Primary Outcome Measures

Name	Time	Method
Number of Participants With the Development of Hepatocellular Carcinoma (HCC)	During 3 years of treatment and 2 years of follow-up	Participants were tested for focal lesions by liver ultrasound and for AFP levels every 6 months the during study (treatment and follow-up).; The development of hepatocellular carcinoma was determined by: 1. the appearance of a focal lesion detected by liver ultrasound with metastases confirmed by fine needle biopsy, or; 2. the appearance of a focal lesion detected by ultrasound + alphafetoprotein (AFP) levels in blood \>400 ng/mL.

Secondary Outcome Measures

Name	Time	Method
Number of Patients With a Virological Response Rate	Baseline and every year during 3 years of treatment	Virological Response rate was measured by the disappearance of Hepatitis C Virus from serum. Serum samples from participants were analyzed for the; presence of HCV-RNA using a qualitative polymerase chain reaction (PCR).

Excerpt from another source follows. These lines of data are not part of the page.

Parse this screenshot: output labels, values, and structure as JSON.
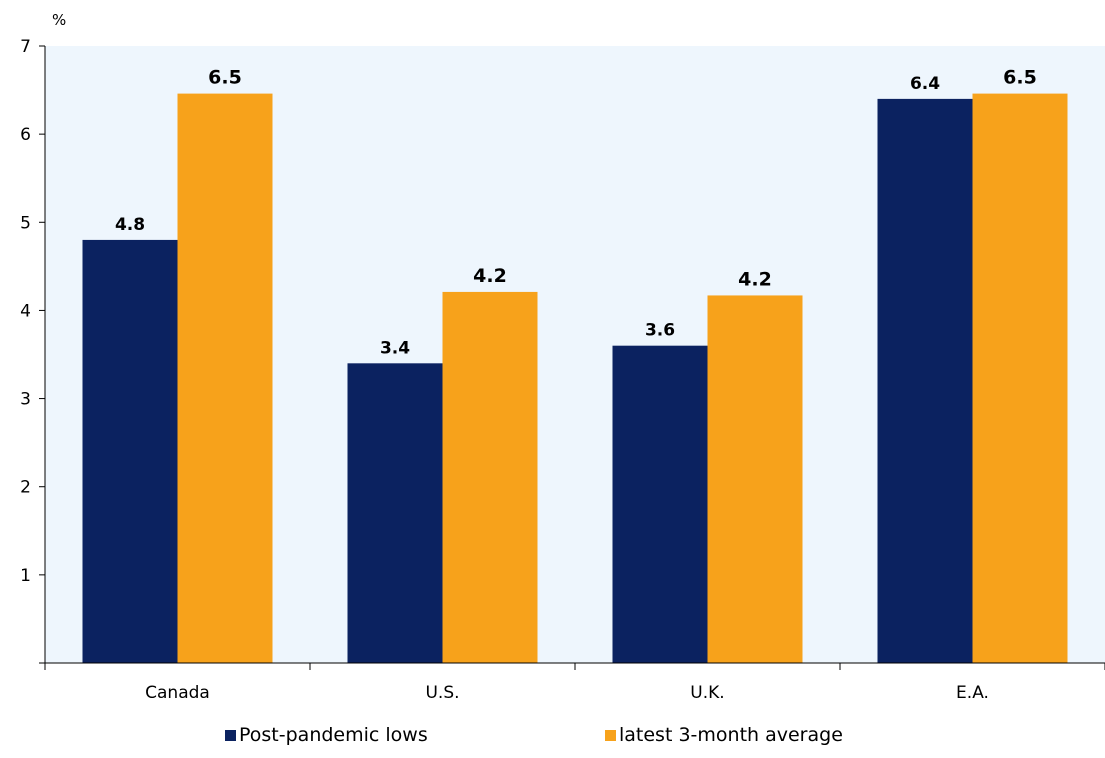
{
  "chart_data": {
    "type": "bar",
    "unit_label": "%",
    "categories": [
      "Canada",
      "U.S.",
      "U.K.",
      "E.A."
    ],
    "series": [
      {
        "name": "Post-pandemic lows",
        "values": [
          4.8,
          3.4,
          3.6,
          6.4
        ],
        "labels": [
          "4.8",
          "3.4",
          "3.6",
          "6.4"
        ],
        "color": "#0b2260"
      },
      {
        "name": "latest 3-month average",
        "values": [
          6.46,
          4.21,
          4.17,
          6.46
        ],
        "labels": [
          "6.5",
          "4.2",
          "4.2",
          "6.5"
        ],
        "color": "#f7a21b"
      }
    ],
    "ylim": [
      0,
      7
    ],
    "yticks": [
      1,
      2,
      3,
      4,
      5,
      6,
      7
    ],
    "ytick_labels": [
      "1",
      "2",
      "3",
      "4",
      "5",
      "6",
      "7"
    ],
    "grid": false,
    "legend_position": "bottom",
    "plot_background": "#eef6fd"
  }
}
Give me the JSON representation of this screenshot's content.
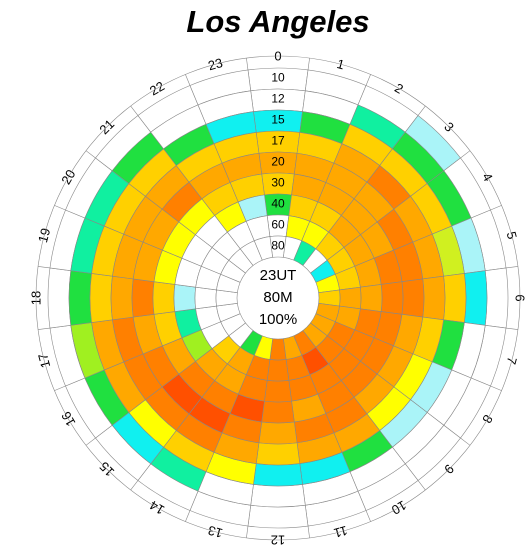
{
  "chart_data": {
    "type": "polar_heatmap",
    "title": "Los Angeles",
    "center_labels": [
      "23UT",
      "80M",
      "100%"
    ],
    "hours": [
      "0",
      "1",
      "2",
      "3",
      "4",
      "5",
      "6",
      "7",
      "8",
      "9",
      "10",
      "11",
      "12",
      "13",
      "14",
      "15",
      "16",
      "17",
      "18",
      "19",
      "20",
      "21",
      "22",
      "23"
    ],
    "bands": [
      "10",
      "12",
      "15",
      "17",
      "20",
      "30",
      "40",
      "60",
      "80"
    ],
    "cells": [
      [
        "#ffffff",
        "#ffffff",
        "#10f0f0",
        "#ffd000",
        "#ffa800",
        "#ffd000",
        "#20e040",
        "#ffffff",
        "#ffffff"
      ],
      [
        "#ffffff",
        "#ffffff",
        "#20e040",
        "#ffd000",
        "#ffa800",
        "#ffa800",
        "#ffd000",
        "#ffff00",
        "#ffffff"
      ],
      [
        "#ffffff",
        "#10f0a0",
        "#ffd000",
        "#ffa800",
        "#ffa800",
        "#ffa800",
        "#ffd000",
        "#ffff00",
        "#10f0a0"
      ],
      [
        "#aaf4f8",
        "#20e040",
        "#ffd000",
        "#ff8000",
        "#ffa800",
        "#ffa800",
        "#ffa800",
        "#ffd000",
        "#ffffff"
      ],
      [
        "#ffffff",
        "#20e040",
        "#ffd000",
        "#ffa800",
        "#ff8000",
        "#ffa800",
        "#ffa800",
        "#ffd000",
        "#10f0f0"
      ],
      [
        "#ffffff",
        "#aaf4f8",
        "#d0f020",
        "#ffa800",
        "#ff8000",
        "#ff8000",
        "#ffa800",
        "#ffd000",
        "#ffff00"
      ],
      [
        "#ffffff",
        "#10f0f0",
        "#ffd000",
        "#ffa800",
        "#ff8000",
        "#ff8000",
        "#ffa800",
        "#ffa800",
        "#ffd000"
      ],
      [
        "#ffffff",
        "#ffffff",
        "#20e040",
        "#ffd000",
        "#ffa800",
        "#ff8000",
        "#ff8000",
        "#ffa800",
        "#ffa800"
      ],
      [
        "#ffffff",
        "#ffffff",
        "#aaf4f8",
        "#ffff00",
        "#ffa800",
        "#ff8000",
        "#ff8000",
        "#ff8000",
        "#ffa800"
      ],
      [
        "#ffffff",
        "#ffffff",
        "#aaf4f8",
        "#ffff00",
        "#ffa800",
        "#ff8000",
        "#ff8000",
        "#ff8000",
        "#ffa800"
      ],
      [
        "#ffffff",
        "#ffffff",
        "#20e040",
        "#ffa800",
        "#ff8000",
        "#ff8000",
        "#ff8000",
        "#ff5000",
        "#ff8000"
      ],
      [
        "#ffffff",
        "#ffffff",
        "#10f0f0",
        "#ffa800",
        "#ff8000",
        "#ffa800",
        "#ff8000",
        "#ff8000",
        "#ffa800"
      ],
      [
        "#ffffff",
        "#ffffff",
        "#10f0f0",
        "#ffd000",
        "#ffa800",
        "#ff8000",
        "#ff8000",
        "#ff8000",
        "#ff8000"
      ],
      [
        "#ffffff",
        "#ffffff",
        "#ffff00",
        "#ffa800",
        "#ff8000",
        "#ff5000",
        "#ff8000",
        "#ff8000",
        "#ffff00"
      ],
      [
        "#ffffff",
        "#10f0a0",
        "#ffd000",
        "#ff8000",
        "#ff5000",
        "#ff8000",
        "#ffa800",
        "#ffa800",
        "#20e040"
      ],
      [
        "#ffffff",
        "#10f0f0",
        "#ffff00",
        "#ff8000",
        "#ff5000",
        "#ff8000",
        "#ffa800",
        "#ffd000",
        "#ffffff"
      ],
      [
        "#ffffff",
        "#20e040",
        "#ffa800",
        "#ff8000",
        "#ff8000",
        "#ffa800",
        "#a0f020",
        "#ffffff",
        "#ffffff"
      ],
      [
        "#ffffff",
        "#a0f020",
        "#ffa800",
        "#ff8000",
        "#ffa800",
        "#ffd000",
        "#10f0a0",
        "#ffffff",
        "#ffffff"
      ],
      [
        "#ffffff",
        "#20e040",
        "#ffd000",
        "#ffa800",
        "#ff8000",
        "#ffd000",
        "#aaf4f8",
        "#ffffff",
        "#ffffff"
      ],
      [
        "#ffffff",
        "#10f0a0",
        "#ffd000",
        "#ffa800",
        "#ffa800",
        "#ffff00",
        "#ffffff",
        "#ffffff",
        "#ffffff"
      ],
      [
        "#ffffff",
        "#10f0a0",
        "#ffd000",
        "#ffa800",
        "#ffa800",
        "#ffff00",
        "#ffffff",
        "#ffffff",
        "#ffffff"
      ],
      [
        "#ffffff",
        "#20e040",
        "#ffd000",
        "#ffa800",
        "#ff8000",
        "#ffff00",
        "#ffffff",
        "#ffffff",
        "#ffffff"
      ],
      [
        "#ffffff",
        "#ffffff",
        "#20e040",
        "#ffd000",
        "#ffa800",
        "#ffd000",
        "#ffff00",
        "#ffffff",
        "#ffffff"
      ],
      [
        "#ffffff",
        "#ffffff",
        "#10f0f0",
        "#ffd000",
        "#ffa800",
        "#ffd000",
        "#aaf4f8",
        "#ffffff",
        "#ffffff"
      ]
    ]
  }
}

Change in the Proliferating Cell Nuclear Antigen Labeling Index (PCNA-LI)	Baseline and at 18 months of treatment	PCNA-LI was measured at baseline and at 18 months of treatment, and the change in PCNA-LI was calculated.; To measure PCNA-LI, liver tissue samples obtained from biopsies were fixed and immunostained to detect PCNA. PCNA-LI is the percentage of immunohistochemically stained (PCNA positive) cells in 1,000 HCC cells counted. A higher PCNA-LI indicates a worse outcome.

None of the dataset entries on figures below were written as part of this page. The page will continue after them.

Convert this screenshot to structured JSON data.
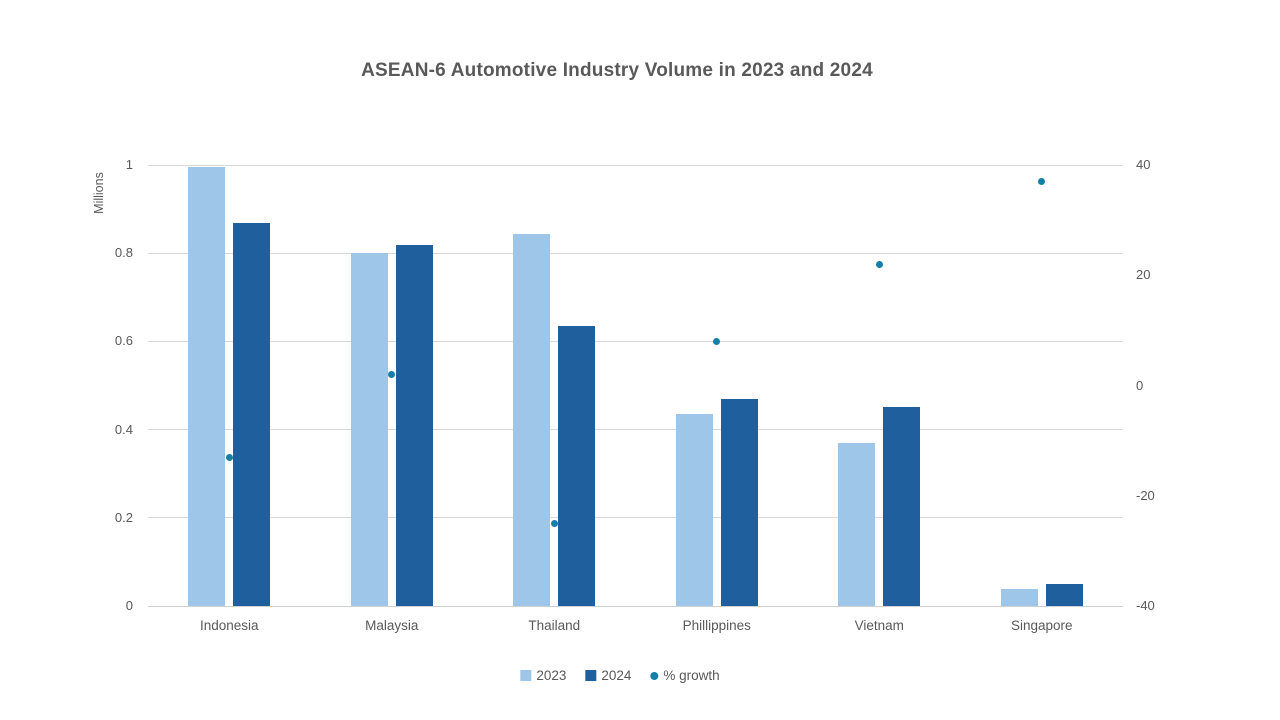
{
  "title": "ASEAN-6 Automotive Industry Volume in 2023 and 2024",
  "chart_data": {
    "type": "bar",
    "subtype": "combo-bar-scatter",
    "categories": [
      "Indonesia",
      "Malaysia",
      "Thailand",
      "Phillippines",
      "Vietnam",
      "Singapore"
    ],
    "series": [
      {
        "name": "2023",
        "type": "bar",
        "axis": "left",
        "color": "#9DC6E8",
        "values": [
          0.995,
          0.8,
          0.843,
          0.436,
          0.37,
          0.039
        ]
      },
      {
        "name": "2024",
        "type": "bar",
        "axis": "left",
        "color": "#205F9E",
        "values": [
          0.868,
          0.818,
          0.635,
          0.47,
          0.452,
          0.051
        ]
      },
      {
        "name": "% growth",
        "type": "scatter",
        "axis": "right",
        "color": "#1480A8",
        "values": [
          -13,
          2,
          -25,
          8,
          22,
          37
        ]
      }
    ],
    "left_axis": {
      "label": "Millions",
      "min": 0,
      "max": 1,
      "ticks": [
        1,
        0.8,
        0.6,
        0.4,
        0.2,
        0
      ]
    },
    "right_axis": {
      "label": "",
      "min": -40,
      "max": 40,
      "ticks": [
        40,
        20,
        0,
        -20,
        -40
      ]
    },
    "grid": true,
    "legend_position": "bottom",
    "legend": [
      "2023",
      "2024",
      "% growth"
    ]
  },
  "colors": {
    "bar_2023": "#9DC6E8",
    "bar_2024": "#205F9E",
    "growth_dot": "#1480A8",
    "gridline": "#D9D9D9",
    "text": "#595959",
    "background": "#FFFFFF"
  }
}
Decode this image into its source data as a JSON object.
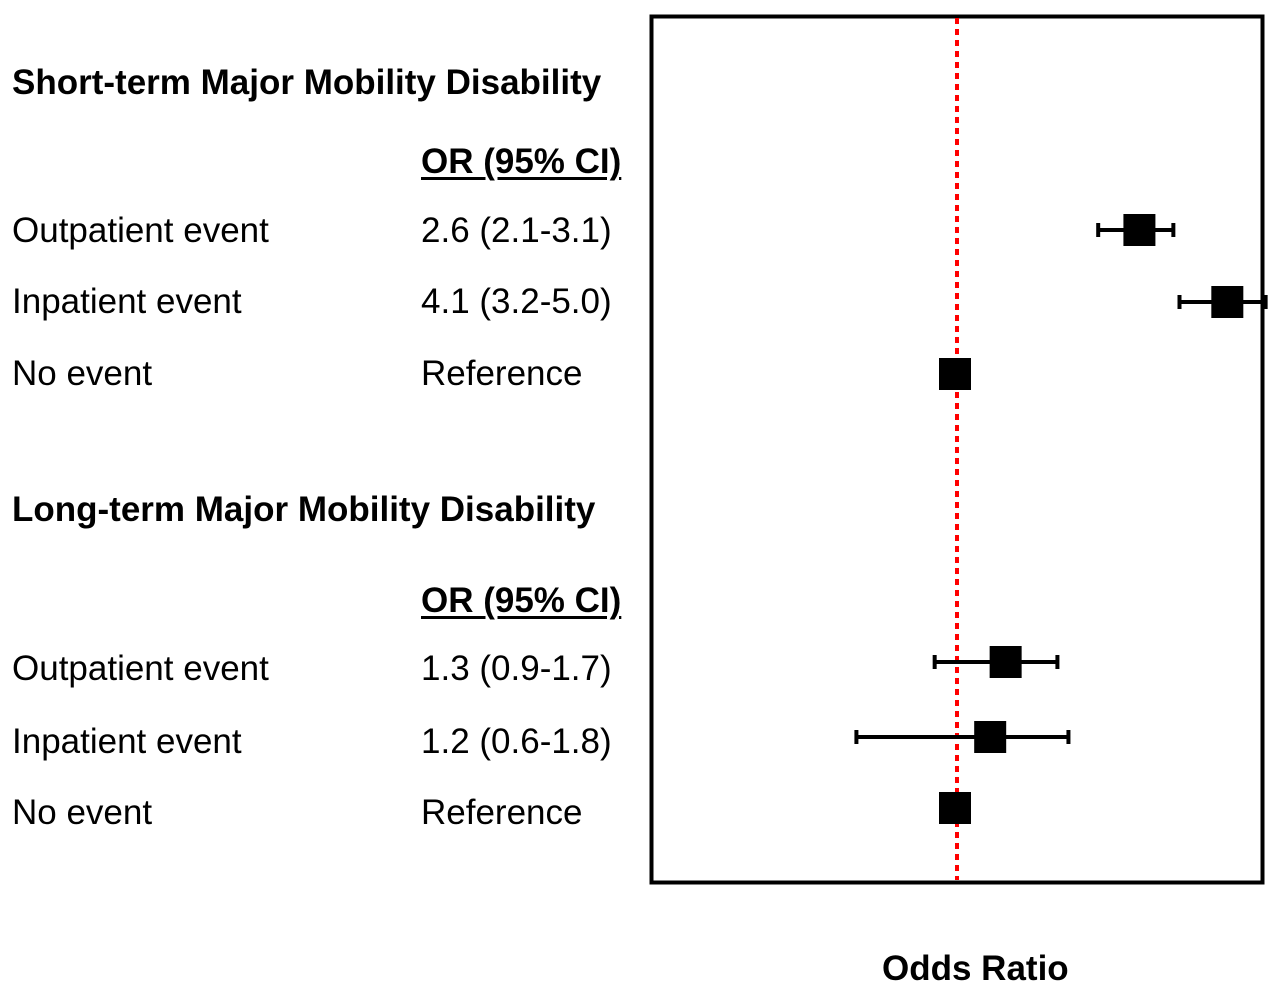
{
  "chart_data": {
    "type": "forest",
    "xlabel": "Odds Ratio",
    "reference_line": 1.0,
    "reference_line_color": "#ff0000",
    "marker_color": "#000000",
    "groups": [
      {
        "title": "Short-term Major Mobility Disability",
        "column_header": "OR (95% CI)",
        "rows": [
          {
            "label": "Outpatient event",
            "value_text": "2.6 (2.1-3.1)",
            "or": 2.6,
            "ci": [
              2.1,
              3.1
            ]
          },
          {
            "label": "Inpatient event",
            "value_text": "4.1 (3.2-5.0)",
            "or": 4.1,
            "ci": [
              3.2,
              5.0
            ]
          },
          {
            "label": "No event",
            "value_text": "Reference",
            "or": 1.0,
            "ci": null
          }
        ]
      },
      {
        "title": "Long-term Major Mobility Disability",
        "column_header": "OR (95% CI)",
        "rows": [
          {
            "label": "Outpatient event",
            "value_text": "1.3 (0.9-1.7)",
            "or": 1.3,
            "ci": [
              0.9,
              1.7
            ]
          },
          {
            "label": "Inpatient event",
            "value_text": "1.2 (0.6-1.8)",
            "or": 1.2,
            "ci": [
              0.6,
              1.8
            ]
          },
          {
            "label": "No event",
            "value_text": "Reference",
            "or": 1.0,
            "ci": null
          }
        ]
      }
    ]
  }
}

Survival Time of Participants	During 3 years of treatment and 2 years of follow-up	Survival time was defined as time from screening visit to the death of the participant and was studied with Kaplan-Meier and Log-rank tests. If a participant did not die, he or she was censored with the last available date.
Number of Participants With Development of Hepatic Decompensation	Baseline, During 3 years of treatment and 2 years of follow-up	The development of hepatic decompensation, defined as worsening of the hepatic function as measured by Child Pugh Score. The Child Pugh score was calculated based on biochemical changes (changes in serum albumin, serum bilirubin, prothrombin time) and clinical impairment (ascites, encephalopathies) or both. Each of the 5 parameters was scored from 1-3, and the Child Pugh Score represented the total score. The maximum score was 15, and a score of 10-15 represents the worst outcome and a life expectancy of 1-3 years.